Thursday, March 27, 2008

Tarot for Writers

While the party raged through the hotel's little valley nook in the Tucson Mountains during my Writing Getaway, I was forced to abandon the laptop and find something else to do. On a whim, I had packed the Mystic Faerie Tarot set my mother got me during a rough patch last month. I've used Tarot in the past for generating plots and character arcs, but that was with some cheapo deck I picked up at Borders. It was a good way to get a sense of what Tarot was about and how it could be used, but it really didn't do much else for me. With Mystic Faerie Tarot, I discovered a neat view to narrative structure and devices.

So I brought out the Tarot and tried to ignore the bad karaoke filtering through my patio window. I decided to work with different spreads to get some insight on THUMB and my characters, but none of the example spreads in the Tarot book looked right for that, and I couldn't remember the spreads I had used in the past for writing topics. As I was hunting through the Tarot book, though, a single sentence caught my eye: "...you can design a spread yourself to answer a specific question." My thwarted creative energies found a new outlet, and I went to work on some ideas.

The best spread I came up with was the Character Arc. I arranged six cards in an arc (think in terms of tracing a rounded capital M and stopping at the midpoint), and I placed a seventh under the curve of the arc. Each card in the arc represented the classic steps in a story arc:

  1. Inciting Incident

  2. Turning Point

  3. Midpoint

  4. Dark Moment

  5. Climax

  6. Resolution

The seventh card represented the theme of the arc or the character's goal or the character's defining quality. Essentially, Card 7 served as the basis of the question I was asking. A unifier of my choosing.
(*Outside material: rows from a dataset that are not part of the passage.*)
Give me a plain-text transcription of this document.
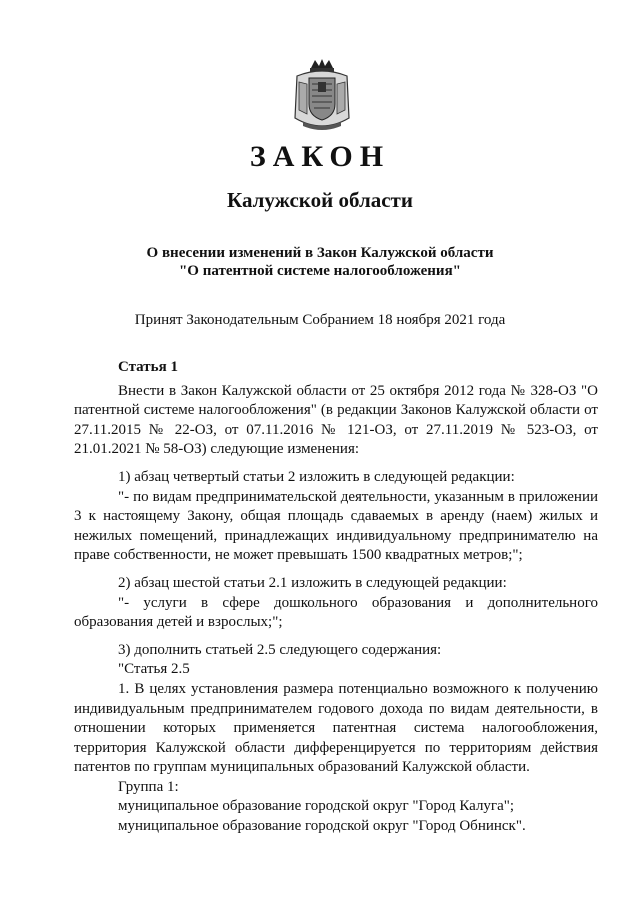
ЗАКОН
Калужской области
О внесении изменений в Закон Калужской области
"О патентной системе налогообложения"
Принят Законодательным Собранием 18 ноября 2021 года

Статья 1

Внести в Закон Калужской области от 25 октября 2012 года № 328-ОЗ "О патентной системе налогообложения" (в редакции Законов Калужской области от 27.11.2015 № 22-ОЗ, от 07.11.2016 № 121-ОЗ, от 27.11.2019 № 523-ОЗ, от 21.01.2021 № 58-ОЗ) следующие изменения:

1) абзац четвертый статьи 2 изложить в следующей редакции:

"- по видам предпринимательской деятельности, указанным в приложении 3 к настоящему Закону, общая площадь сдаваемых в аренду (наем) жилых и нежилых помещений, принадлежащих индивидуальному предпринимателю на праве собственности, не может превышать 1500 квадратных метров;";

2) абзац шестой статьи 2.1 изложить в следующей редакции:

"- услуги в сфере дошкольного образования и дополнительного образования детей и взрослых;";

3) дополнить статьей 2.5 следующего содержания:

"Статья 2.5

1. В целях установления размера потенциально возможного к получению индивидуальным предпринимателем годового дохода по видам деятельности, в отношении которых применяется патентная система налогообложения, территория Калужской области дифференцируется по территориям действия патентов по группам муниципальных образований Калужской области.

Группа 1:

муниципальное образование городской округ "Город Калуга";

муниципальное образование городской округ "Город Обнинск".
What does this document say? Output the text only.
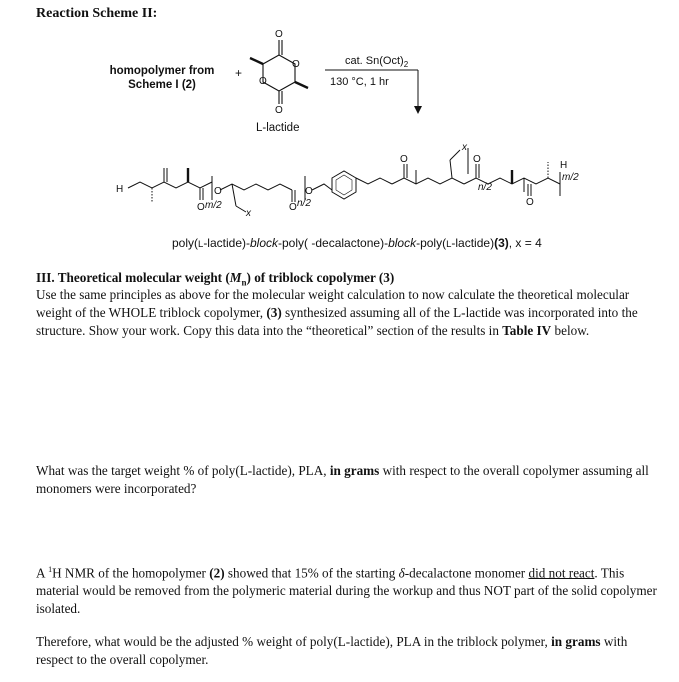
Reaction Scheme II:
O
O
O
O
H
O
O
m/2
x
O
O
n/2
O
x
O
n/2
O
H
m/2
homopolymer from Scheme I (2)
+
cat. $Sn(Oct)_2$
130 °C, 1 hr
L-lactide
poly(L-lactide)-block-poly( -decalactone)-block-poly(L-lactide)(3), x = 4
III. Theoretical molecular weight $(M_n)$ of triblock copolymer (3)
Use the same principles as above for the molecular weight calculation to now calculate the theoretical molecular weight of the WHOLE triblock copolymer, (3) synthesized assuming all of the L-lactide was incorporated into the structure. Show your work. Copy this data into the “theoretical” section of the results in Table IV below.
What was the target weight % of poly(L-lactide), PLA, in grams with respect to the overall copolymer assuming all monomers were incorporated?
A $^1$H NMR of the homopolymer (2) showed that 15% of the starting δ-decalactone monomer did not react. This material would be removed from the polymeric material during the workup and thus NOT part of the solid copolymer isolated.
Therefore, what would be the adjusted % weight of poly(L-lactide), PLA in the triblock polymer, in grams with respect to the overall copolymer.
This was a very helpful spread in organizing the thoughts I had already structured in this fashion in my vague pre-plotting, and it also highlighted commonalities that my subconscious had been noticing but hadn't been cluing the rest of my brain about. I don't think I could use this spread (or really any Tarot reading, now that I think about it) to attempt to force an outline on a story before I start writing it, but I can use this to keep my left and right brains communicating a bit better throughout the writing process. And that's remarkably helpful.

2 comments:

Sonya said...

Oh plot! I like the joke about the writer's headstone that says "Finally, a plot." Have you heard of the book on amazon called "I Have This Nifty Idea: Now what do I do with it? by Mike Resnick? It supposedly has plot synopses of sci fi novels....
Sonya from RWA

Kellie said...

Hi, Sonya!

I haven't heard of that book, but I'll be sure to put it on my list of books to buy (which is actually shorter than my list of books I already own that I need to read).

Plot is something that I really only work on in a vague sense until I have a complete draft. Then I can dive in and create a coherent series of events to create a satisfactory plot. The first draft is really a journey to figure out how I can translate an idea into words without losing too much of the idea itself in the process. Then I have to look at the words and figure out to make them into a readable story. Then I can revise.